Previous research has revealed that diabetic women have a higher risk of cardiovascular events than diabetic men, when compared with the respective non-diabetic counterparts. However, it is unclear when this risk begins or how long it lasts. Thus the authors did a retrospective follow-up study along a period of eight years (from 2005 to 2012) of a cohort of diabetic patients living in Tuscany, a region of central Italy, comparing between genders the effect of age on diabetes related excess risk of hospitalisation for acute heart attack (acute myocardial infarction or AMI), ischemic stroke (IS), and congestive heart failure (CHF).
The authors pooled data from all Tuscan hospitals over the period 2005 to 2012, the general population registry of all inhabitants of Tuscany and a dataset containing the registry of all known diabetic patients from Tuscany. The effect of diabetes was separately measured in men and in women across this entire eight year period. In a total of 3,192,203 inhabitants aged more than 16 years (47% males), there were 24,605 hospitalisations for AMI (16,251 in men and 8,354 in women), 26,953 for IS (14,848 in men and 12,105 in women), 17,628 for CHF (8,403 in men and 9,225 in women).
After adjusting for age, the diabetes related excess risk, expressed as hazard ratio was, overall, significantly higher in women than in men hospitalised for AMI (2.63 times increased risk vs. 1.96 times for men, giving a relative increased risk of 34% in women). However the increased risk was overall similar between genders for those hospitalised for IS and CHF. After stratifying the population by age decades, however, diabetic women hospitalised for AMI had a significantly higher excess risk than diabetic men, along the entire age interval between decade 45-54 years up to age 75-84 years, with the highest difference found in age class 45-54 years (increased risk 5.83 times in women vs. 2.88 in men). In patients hospitalised for IS and CHF diabetic women had an excess risk higher than men from age 55-64 years up to 75-84 years, with the highest difference in age decade 55-64yr in both (4.14 v 3.05 for IS and 6.83 v 4.11 for CHF).
The authors conclude: "In this cohort of Tuscan population the excess risk of cardiovascular events linked with diabetes is significantly different between genders.
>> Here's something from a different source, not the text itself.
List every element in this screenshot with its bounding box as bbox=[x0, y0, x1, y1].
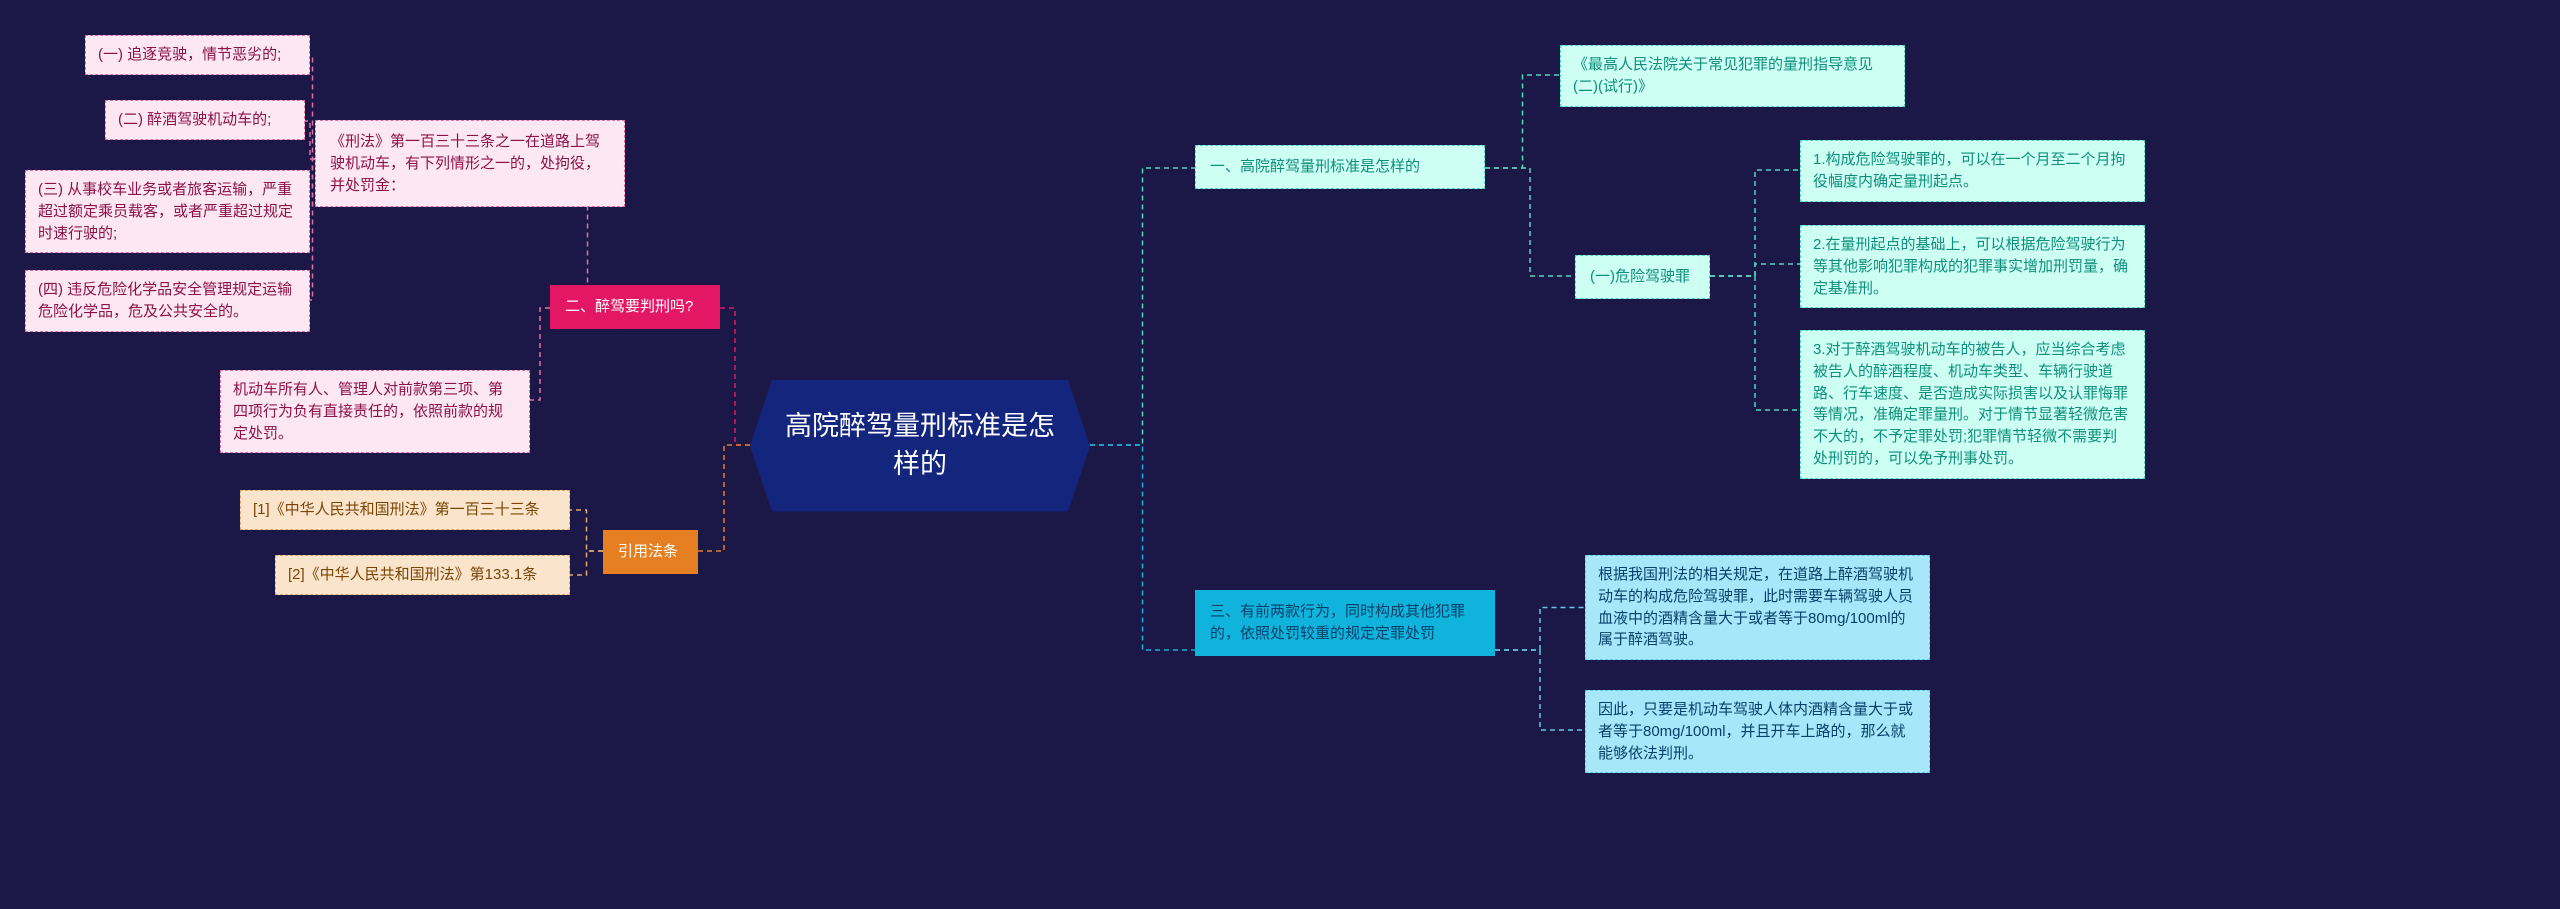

With respect to AMI, diabetic women are more disadvantaged, compared to diabetic men, with a gender driven 'risk window' for women which mostly opens around menopausal age (45 years onwards). Regarding IS and CHF, it opens later, in the postmenopausal age (55 years and over), and to a lesser extent. All this should focus attention on a timely, gender oriented, prevention of cardiovascular events in people with diabetes."
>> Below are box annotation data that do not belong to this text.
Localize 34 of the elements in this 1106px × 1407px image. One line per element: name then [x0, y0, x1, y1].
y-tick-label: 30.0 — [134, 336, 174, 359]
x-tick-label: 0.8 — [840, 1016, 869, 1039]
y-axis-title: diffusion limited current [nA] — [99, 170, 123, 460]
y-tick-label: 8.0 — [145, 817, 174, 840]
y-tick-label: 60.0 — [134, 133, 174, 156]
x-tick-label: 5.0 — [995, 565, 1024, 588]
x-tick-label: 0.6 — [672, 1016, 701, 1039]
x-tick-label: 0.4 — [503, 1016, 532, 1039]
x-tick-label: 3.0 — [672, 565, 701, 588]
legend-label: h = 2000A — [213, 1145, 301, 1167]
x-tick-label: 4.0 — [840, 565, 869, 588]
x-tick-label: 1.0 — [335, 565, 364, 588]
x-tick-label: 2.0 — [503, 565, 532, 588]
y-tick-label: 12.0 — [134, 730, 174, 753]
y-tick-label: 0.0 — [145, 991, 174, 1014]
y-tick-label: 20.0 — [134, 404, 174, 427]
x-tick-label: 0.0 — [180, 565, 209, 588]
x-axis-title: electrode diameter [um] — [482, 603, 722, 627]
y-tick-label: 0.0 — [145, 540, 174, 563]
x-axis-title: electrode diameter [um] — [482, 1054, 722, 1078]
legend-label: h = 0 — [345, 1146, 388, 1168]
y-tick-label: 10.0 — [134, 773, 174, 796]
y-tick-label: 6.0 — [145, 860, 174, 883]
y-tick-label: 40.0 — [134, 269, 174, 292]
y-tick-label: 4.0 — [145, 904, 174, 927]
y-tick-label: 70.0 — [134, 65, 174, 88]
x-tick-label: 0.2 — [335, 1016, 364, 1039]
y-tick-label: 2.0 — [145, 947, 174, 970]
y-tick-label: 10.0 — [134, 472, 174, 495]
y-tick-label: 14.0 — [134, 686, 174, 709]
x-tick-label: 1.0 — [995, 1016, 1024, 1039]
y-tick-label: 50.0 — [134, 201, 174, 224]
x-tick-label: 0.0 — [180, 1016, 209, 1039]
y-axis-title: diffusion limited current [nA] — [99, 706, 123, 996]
They add: "The risk for heart attack is different to that from the risk of stroke or CHF: both stroke and CHF appear on average later in the life than heart attacks, at a time when the risk associated with diabetes becomes smaller and smaller: thus gender difference in diabetes linked excess risk is smaller for IS and CHF. In addition the global burden of risk of stroke and/or CHF is built up with other elements—including atrial fibrillation, hypertension, salt intake—which altogether reduce the importance of diabetes itself."